Markets work in an elegant way to determine the right price point for the underlying asset. When buyers execute a buy order, their order is filled by a seller or a market maker holding excess stock of the particular requested share or asset, and each unitary purchase incrementally increases the market price. Conversely, as each unit is sold, the price decreases incrementally because this increases the supply of the asset available for purchase – i.e. it has become less scarce, and easier to buy, therefore its price has decreased. When a price becomes undervalued as compared to its inherent value – for example, where a share is priced at a point below its liquidated value, traders will be encouraged to buy on the assumption that the market will eventually correct in order to deliver them a profit. When prices rise to unsustainably high levels, traders will sell to cash in on their positions, and so a cyclical pattern of bidding up and selling down with dynamic pricing is created. It is this functionality that allows markets to express intricate sentiments about how they perceive underlying assets, economies and indices, and this which makes markets such a useful tool for forecasting and predicting future financial outcomes.

What Is An Index?

Another basis for trading CFDs, indices (or index, singular) are effectively notional markets that either aggregate the performance of other markets, or try to factor in other data into a numerical way. For example, CFDs could be bought on UK interest rates with some brokers, which are indexed to allow month on month and year on year comparisons. Or, a trader might invest in the S&P 500 – an index comprised of the aggregate of 500 large US companies. Unlike a market, where there is an underlying asset to be bought and sold, indices normally have no inherent value – they are simply artificially collated pictures of other assets, markets or factors to enable trading on a more widespread basis. Indices are a collection of assets priced up to give a single representative value on which traders can speculate, which enables forecasting to be made on wider economies and sectors without the need to invest in one particular market or asset.

What Is It For?

Imagine you, as a trader, see a glaring opportunity in the UK economy. A culmination of factors has come together to suggest that the UK as a whole will perform well, and the likelihood of a surge in the markets is significant. How best do you capitalise on this opportunity? Indices provide a means in this type of scenario whereby traders can invest more flexibly on markets that wouldn’t otherwise be open to them, for example using the FTSE100 as the basis for speculating as opposed to individual shares. Indices allow traders a heightened degree of flexibility as compared to trading in markets alone, and in the process enable traders to take advantage of the functions of CFDs on a broader range of investable bases.

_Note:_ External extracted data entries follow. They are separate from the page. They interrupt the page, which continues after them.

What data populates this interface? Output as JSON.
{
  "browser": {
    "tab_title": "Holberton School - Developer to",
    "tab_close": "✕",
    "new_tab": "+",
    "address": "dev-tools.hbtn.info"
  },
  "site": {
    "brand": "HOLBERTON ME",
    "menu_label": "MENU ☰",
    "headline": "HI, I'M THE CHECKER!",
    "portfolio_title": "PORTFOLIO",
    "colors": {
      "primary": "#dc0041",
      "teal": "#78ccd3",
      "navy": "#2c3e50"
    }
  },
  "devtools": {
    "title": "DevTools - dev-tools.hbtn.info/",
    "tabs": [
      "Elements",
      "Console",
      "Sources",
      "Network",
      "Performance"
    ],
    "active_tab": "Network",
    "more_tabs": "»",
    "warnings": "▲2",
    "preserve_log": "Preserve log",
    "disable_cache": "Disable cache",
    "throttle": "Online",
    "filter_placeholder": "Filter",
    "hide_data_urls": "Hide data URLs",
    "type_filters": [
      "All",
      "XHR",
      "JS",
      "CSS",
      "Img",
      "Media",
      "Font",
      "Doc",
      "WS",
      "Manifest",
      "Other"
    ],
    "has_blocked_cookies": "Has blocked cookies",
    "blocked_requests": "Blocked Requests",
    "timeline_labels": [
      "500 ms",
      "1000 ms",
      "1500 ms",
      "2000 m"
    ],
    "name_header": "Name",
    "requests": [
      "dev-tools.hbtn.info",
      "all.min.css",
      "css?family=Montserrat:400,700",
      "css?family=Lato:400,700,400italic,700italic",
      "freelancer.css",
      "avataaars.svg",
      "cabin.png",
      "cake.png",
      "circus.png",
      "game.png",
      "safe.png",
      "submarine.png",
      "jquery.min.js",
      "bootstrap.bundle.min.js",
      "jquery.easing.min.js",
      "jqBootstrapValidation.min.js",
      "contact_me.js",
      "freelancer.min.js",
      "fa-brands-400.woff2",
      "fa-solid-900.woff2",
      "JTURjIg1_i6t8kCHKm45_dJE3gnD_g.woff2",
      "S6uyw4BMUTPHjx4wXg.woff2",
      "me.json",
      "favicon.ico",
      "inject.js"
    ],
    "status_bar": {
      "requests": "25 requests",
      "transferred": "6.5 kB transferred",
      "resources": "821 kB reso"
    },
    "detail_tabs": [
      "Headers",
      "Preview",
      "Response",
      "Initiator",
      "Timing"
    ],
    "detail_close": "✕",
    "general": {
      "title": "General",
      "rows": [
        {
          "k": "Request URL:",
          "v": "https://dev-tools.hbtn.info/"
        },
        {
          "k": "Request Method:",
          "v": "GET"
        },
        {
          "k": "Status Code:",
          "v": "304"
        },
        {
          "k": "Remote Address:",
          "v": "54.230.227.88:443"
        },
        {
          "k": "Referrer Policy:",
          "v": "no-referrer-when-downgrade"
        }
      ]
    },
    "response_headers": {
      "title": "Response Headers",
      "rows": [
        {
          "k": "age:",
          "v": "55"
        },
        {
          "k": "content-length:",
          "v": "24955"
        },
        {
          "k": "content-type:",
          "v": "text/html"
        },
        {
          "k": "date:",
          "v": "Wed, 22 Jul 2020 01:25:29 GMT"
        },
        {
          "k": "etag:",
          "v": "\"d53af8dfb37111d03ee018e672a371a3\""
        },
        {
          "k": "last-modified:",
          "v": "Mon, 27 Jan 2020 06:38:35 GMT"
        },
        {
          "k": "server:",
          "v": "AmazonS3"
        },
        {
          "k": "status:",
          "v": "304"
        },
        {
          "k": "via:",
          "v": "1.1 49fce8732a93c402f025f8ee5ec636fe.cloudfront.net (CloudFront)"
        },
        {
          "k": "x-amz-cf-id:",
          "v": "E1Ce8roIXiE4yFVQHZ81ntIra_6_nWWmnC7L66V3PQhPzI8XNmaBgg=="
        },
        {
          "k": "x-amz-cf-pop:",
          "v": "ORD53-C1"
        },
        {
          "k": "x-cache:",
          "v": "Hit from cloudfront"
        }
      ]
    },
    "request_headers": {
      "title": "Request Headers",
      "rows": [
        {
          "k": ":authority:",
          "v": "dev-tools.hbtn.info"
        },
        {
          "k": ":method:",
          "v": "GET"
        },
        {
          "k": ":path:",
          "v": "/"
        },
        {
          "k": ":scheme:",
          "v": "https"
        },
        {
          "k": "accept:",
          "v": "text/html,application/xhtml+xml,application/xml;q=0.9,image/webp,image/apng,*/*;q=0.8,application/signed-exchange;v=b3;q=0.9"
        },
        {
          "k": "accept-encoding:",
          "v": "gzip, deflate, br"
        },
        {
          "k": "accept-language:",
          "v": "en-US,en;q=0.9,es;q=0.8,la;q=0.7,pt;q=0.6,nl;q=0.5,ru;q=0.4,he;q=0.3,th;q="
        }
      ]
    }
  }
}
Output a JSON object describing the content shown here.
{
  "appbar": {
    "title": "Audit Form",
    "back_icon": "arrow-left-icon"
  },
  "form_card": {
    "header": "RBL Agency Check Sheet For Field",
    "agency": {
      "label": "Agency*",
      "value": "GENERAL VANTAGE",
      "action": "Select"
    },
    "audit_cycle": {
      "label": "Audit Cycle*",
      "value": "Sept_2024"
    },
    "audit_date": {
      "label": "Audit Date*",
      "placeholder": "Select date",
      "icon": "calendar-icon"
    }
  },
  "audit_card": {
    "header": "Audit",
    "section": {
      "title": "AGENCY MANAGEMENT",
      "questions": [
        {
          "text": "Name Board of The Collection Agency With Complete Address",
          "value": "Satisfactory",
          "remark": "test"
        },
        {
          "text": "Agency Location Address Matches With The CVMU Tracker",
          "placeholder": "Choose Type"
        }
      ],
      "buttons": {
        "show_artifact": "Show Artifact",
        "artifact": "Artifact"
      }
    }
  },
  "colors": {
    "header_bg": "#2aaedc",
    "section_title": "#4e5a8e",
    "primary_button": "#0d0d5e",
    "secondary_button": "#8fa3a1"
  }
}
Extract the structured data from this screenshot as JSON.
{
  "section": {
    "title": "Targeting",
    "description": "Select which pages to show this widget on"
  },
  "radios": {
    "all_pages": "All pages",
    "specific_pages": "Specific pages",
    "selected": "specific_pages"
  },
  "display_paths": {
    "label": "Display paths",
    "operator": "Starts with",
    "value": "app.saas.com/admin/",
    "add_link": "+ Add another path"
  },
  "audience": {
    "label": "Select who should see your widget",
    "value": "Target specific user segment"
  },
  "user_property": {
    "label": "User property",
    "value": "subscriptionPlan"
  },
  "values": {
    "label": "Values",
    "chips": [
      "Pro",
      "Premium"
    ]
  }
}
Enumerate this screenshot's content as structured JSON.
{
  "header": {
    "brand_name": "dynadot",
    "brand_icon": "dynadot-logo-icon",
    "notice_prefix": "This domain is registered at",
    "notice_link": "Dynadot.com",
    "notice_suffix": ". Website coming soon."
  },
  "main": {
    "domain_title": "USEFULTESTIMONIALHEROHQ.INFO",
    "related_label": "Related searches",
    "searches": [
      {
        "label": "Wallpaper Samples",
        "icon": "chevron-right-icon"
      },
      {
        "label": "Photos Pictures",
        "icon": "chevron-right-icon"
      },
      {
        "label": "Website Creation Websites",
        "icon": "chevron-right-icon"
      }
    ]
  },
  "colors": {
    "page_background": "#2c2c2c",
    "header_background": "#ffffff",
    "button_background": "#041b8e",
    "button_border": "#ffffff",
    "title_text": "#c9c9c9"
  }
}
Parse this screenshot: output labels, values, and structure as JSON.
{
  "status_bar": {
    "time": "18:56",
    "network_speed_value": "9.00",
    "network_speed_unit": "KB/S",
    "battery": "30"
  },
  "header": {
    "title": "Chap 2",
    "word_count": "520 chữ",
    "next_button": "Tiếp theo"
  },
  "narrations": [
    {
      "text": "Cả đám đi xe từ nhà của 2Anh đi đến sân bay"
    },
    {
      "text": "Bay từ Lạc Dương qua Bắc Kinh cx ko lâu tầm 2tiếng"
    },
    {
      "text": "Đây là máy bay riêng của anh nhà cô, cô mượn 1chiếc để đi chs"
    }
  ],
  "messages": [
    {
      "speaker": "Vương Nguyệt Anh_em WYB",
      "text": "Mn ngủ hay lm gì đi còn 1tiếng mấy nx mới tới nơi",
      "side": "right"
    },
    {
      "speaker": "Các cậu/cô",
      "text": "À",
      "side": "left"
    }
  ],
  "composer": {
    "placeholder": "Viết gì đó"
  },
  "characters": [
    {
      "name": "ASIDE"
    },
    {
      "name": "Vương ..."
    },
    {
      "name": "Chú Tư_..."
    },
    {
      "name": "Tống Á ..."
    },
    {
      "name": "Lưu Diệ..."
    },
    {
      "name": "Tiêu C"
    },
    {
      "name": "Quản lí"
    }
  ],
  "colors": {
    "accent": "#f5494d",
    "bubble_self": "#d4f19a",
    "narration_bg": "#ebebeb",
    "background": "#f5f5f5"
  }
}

Why are Markets and Indices Important?

Markets and indices are exclusively the basis on which CFDs can be traded. A contract for difference can relate either to an underlying market or index, with the relevant choice providing the numerical basis on which price can be computed. Without markets and indices, trading CFDs would be impossible, and similarly understanding their function and behaviour is an important piece in the puzzle as far as improving your trading success rate is concerned.